On Wednesday afternoon, a room inside of the Revive Center, the nonprofit arm of Grace and Peace Church, 1856 N. Leclaire Ave. in Austin, hummed with activity. Volunteers organized large boxes food and coordinated showers, among other duties.

Since August, the church and its nonprofit have welcomed dozens of asylum-seekers who have been bused from Republican-led states like Texas, Florida and Arizona.

According to the Chicago Sun-Times, more than 1,600 asylum-seeking migrants have been bused to Chicago from Texas alone since the first bus rolled into the city on Aug. 31. Last month, Gov. J.B. Pritzker signed a disaster proclamation to unlock resources for the asylum-seekers. He also activated approximately 75 members of the Illinois National Guard to “ensure all state resources are available to support asylum seekers.”

John Zayas, the senior pastor of Grace and Peace, said the church is doing its part to help the asylum-seekers, most of whom come from Latin American countries like Venezuela.

Last month, a group of asylum-seekers who were flown into Boston by Florida Gov. Ron DeSantis filed a federal class action lawsuit against accusing the governor of “orchestrating a ‘premeditated, fraudulent, and illegal scheme’” that misled them, according to a Politico report.

“We are working tightly with the city to continue to show that Chicago is a sanctuary city that helps the most marginalized in our community and the people of Austin,” Zayas said. “We have shown love to the folks on the road to Chicago having been mistreated and mishandled and used as a pawn politically.”              

Zayas said the city has used the church’s roughly 60,000-square-foot facility as a welcoming center due to its spaciousness and resources. In addition to operating the Revive Center, the church also holds Spanish services in the facility. The church holds food drives in the facility on Tuesdays and Thursdays.

“We’ve averaged maybe two to three buses a week and what we do here is we establish a sense of humanity,” Zayas said. “We take care of them, feed them and bathe them. They receive showers here. They stay for the night and then the city takes them to other sites and begins to find housing for them.”

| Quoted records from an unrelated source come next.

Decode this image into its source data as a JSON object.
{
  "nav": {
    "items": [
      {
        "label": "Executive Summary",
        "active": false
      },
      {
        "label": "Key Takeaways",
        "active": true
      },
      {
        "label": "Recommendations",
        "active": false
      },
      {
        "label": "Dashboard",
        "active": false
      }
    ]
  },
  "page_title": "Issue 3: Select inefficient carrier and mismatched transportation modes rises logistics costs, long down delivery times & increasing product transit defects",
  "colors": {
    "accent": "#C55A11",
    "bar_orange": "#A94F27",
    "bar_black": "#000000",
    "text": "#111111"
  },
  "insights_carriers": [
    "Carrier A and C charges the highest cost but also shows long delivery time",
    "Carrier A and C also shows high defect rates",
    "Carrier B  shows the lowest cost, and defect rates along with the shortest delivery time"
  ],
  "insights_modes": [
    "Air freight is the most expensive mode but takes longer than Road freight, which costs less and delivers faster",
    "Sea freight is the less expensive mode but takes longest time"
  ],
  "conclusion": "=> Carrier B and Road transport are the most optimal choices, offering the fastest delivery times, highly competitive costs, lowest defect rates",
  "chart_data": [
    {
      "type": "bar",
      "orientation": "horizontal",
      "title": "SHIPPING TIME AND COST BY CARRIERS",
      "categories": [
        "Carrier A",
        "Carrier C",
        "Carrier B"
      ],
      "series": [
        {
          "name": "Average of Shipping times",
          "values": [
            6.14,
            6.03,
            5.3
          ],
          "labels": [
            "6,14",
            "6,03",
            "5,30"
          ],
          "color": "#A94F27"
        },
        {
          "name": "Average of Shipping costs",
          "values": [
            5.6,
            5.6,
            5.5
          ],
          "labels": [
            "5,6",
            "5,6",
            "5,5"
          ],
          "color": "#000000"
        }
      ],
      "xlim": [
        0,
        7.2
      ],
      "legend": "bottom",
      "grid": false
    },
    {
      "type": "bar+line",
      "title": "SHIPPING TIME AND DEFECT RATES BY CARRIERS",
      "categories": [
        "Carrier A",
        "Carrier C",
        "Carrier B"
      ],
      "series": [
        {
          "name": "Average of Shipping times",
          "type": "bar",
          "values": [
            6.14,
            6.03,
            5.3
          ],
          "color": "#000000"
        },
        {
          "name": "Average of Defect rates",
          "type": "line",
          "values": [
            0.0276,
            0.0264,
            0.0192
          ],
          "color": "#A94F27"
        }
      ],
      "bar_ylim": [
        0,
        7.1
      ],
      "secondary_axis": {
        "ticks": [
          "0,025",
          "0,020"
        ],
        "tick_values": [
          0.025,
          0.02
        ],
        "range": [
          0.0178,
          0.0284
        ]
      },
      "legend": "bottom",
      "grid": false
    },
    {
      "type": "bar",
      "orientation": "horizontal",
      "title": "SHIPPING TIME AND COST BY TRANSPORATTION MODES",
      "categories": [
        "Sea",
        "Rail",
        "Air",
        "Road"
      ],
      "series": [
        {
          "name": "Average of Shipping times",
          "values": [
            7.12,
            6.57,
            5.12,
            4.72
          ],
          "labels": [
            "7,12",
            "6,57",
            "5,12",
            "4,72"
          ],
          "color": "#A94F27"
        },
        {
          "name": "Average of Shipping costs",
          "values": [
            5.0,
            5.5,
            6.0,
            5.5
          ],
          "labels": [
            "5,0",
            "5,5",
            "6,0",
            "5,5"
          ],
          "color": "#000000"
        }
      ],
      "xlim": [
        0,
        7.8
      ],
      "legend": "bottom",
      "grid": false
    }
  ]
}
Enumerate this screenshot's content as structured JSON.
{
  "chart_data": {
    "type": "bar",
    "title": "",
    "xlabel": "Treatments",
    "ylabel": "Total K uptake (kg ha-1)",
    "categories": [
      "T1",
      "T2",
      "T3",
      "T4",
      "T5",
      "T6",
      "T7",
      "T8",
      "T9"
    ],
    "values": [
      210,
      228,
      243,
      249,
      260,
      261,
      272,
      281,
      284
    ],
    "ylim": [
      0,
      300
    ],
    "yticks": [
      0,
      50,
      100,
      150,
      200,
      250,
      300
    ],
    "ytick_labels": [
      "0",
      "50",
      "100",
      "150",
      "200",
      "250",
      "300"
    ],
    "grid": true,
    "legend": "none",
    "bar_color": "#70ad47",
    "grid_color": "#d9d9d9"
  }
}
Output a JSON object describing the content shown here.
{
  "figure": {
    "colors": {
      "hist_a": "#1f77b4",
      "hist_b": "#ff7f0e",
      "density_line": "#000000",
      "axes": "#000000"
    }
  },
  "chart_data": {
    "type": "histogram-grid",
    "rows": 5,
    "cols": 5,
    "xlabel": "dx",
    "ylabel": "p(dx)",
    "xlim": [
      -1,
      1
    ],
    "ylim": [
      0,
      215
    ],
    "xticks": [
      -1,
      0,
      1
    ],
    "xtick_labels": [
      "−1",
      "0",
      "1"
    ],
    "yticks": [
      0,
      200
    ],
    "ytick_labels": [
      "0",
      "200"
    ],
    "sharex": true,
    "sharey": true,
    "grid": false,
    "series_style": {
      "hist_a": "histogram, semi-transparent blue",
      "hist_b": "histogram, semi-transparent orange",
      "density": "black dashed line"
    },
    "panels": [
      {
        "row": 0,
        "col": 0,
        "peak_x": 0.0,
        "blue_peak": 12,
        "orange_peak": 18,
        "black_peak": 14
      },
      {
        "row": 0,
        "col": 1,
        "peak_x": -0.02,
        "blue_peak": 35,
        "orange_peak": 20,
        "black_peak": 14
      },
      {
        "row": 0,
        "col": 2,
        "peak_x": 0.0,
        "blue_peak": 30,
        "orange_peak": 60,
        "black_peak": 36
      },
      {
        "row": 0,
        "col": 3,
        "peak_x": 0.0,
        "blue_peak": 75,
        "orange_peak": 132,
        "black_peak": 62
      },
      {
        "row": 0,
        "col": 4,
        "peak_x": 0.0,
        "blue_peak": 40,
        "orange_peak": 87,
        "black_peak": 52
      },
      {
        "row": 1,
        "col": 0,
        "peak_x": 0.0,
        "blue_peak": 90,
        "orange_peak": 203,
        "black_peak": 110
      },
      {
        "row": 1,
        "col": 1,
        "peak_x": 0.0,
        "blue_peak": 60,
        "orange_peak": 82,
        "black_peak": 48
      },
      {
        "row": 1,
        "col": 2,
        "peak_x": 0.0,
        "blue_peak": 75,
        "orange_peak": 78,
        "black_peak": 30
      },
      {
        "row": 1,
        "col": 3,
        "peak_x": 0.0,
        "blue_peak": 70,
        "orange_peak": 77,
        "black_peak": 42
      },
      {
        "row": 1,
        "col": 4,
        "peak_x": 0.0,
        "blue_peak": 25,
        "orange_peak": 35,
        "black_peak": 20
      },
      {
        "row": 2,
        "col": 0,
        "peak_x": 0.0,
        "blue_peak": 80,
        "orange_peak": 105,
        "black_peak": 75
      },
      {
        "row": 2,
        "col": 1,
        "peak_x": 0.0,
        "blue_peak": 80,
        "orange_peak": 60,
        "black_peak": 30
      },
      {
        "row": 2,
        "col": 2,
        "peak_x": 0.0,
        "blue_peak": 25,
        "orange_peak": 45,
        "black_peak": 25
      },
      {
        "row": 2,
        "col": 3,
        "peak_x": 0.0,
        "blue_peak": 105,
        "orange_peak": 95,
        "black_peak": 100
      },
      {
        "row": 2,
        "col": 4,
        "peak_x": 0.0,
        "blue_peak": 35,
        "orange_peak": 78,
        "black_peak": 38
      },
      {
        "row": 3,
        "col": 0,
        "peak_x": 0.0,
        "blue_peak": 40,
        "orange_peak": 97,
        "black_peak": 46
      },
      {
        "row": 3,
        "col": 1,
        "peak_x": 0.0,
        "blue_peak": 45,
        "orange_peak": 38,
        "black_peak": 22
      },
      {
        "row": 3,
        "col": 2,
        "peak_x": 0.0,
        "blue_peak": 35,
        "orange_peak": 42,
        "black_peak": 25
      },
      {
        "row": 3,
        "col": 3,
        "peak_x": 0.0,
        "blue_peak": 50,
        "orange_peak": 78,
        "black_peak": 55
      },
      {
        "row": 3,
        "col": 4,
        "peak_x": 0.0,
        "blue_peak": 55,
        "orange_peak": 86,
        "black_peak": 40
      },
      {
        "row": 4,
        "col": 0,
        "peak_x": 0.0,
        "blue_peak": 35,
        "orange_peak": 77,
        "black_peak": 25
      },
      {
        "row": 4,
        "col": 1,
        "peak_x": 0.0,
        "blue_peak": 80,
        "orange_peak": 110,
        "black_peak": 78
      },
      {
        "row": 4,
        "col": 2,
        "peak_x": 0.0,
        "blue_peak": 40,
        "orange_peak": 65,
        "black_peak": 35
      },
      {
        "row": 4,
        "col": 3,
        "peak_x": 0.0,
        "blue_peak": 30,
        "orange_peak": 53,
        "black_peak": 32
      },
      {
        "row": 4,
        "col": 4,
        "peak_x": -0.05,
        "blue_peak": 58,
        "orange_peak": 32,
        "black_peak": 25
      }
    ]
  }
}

Zayas said the number of asylum-seekers per bus has ranged from a low of 30 to a high of around 72. The pastor said the church and nonprofit are coordinating their efforts with the city’s Office of Emergency Management and Communications.

Earlier this month, Chicago Mayor Lori Lightfoot proposed a $5 million contingency fund in the 2023 budget she and the City Council are working on. The fund would help with future costs associated with assisting the asylum-seekers.

In a statement last month, Mayor Lightfoot said that the city is working hard to provide a floor of relief for the asylum-seekers.

“We understand that many are fleeing violent, traumatic, or otherwise unstable environments,” the mayor said. “We will respond with essential services while these individuals navigate the next steps of their journey and our community partners have been working diligently to provide a safety net.”

Pastor Zayas echoed the mayor’s sentiment.

“If [states like Texas and Arizona] keeps sending them, we’re going to continue doing this work,” he said. “We’re doing exactly what the city is asking us to do. We’re serving our city.”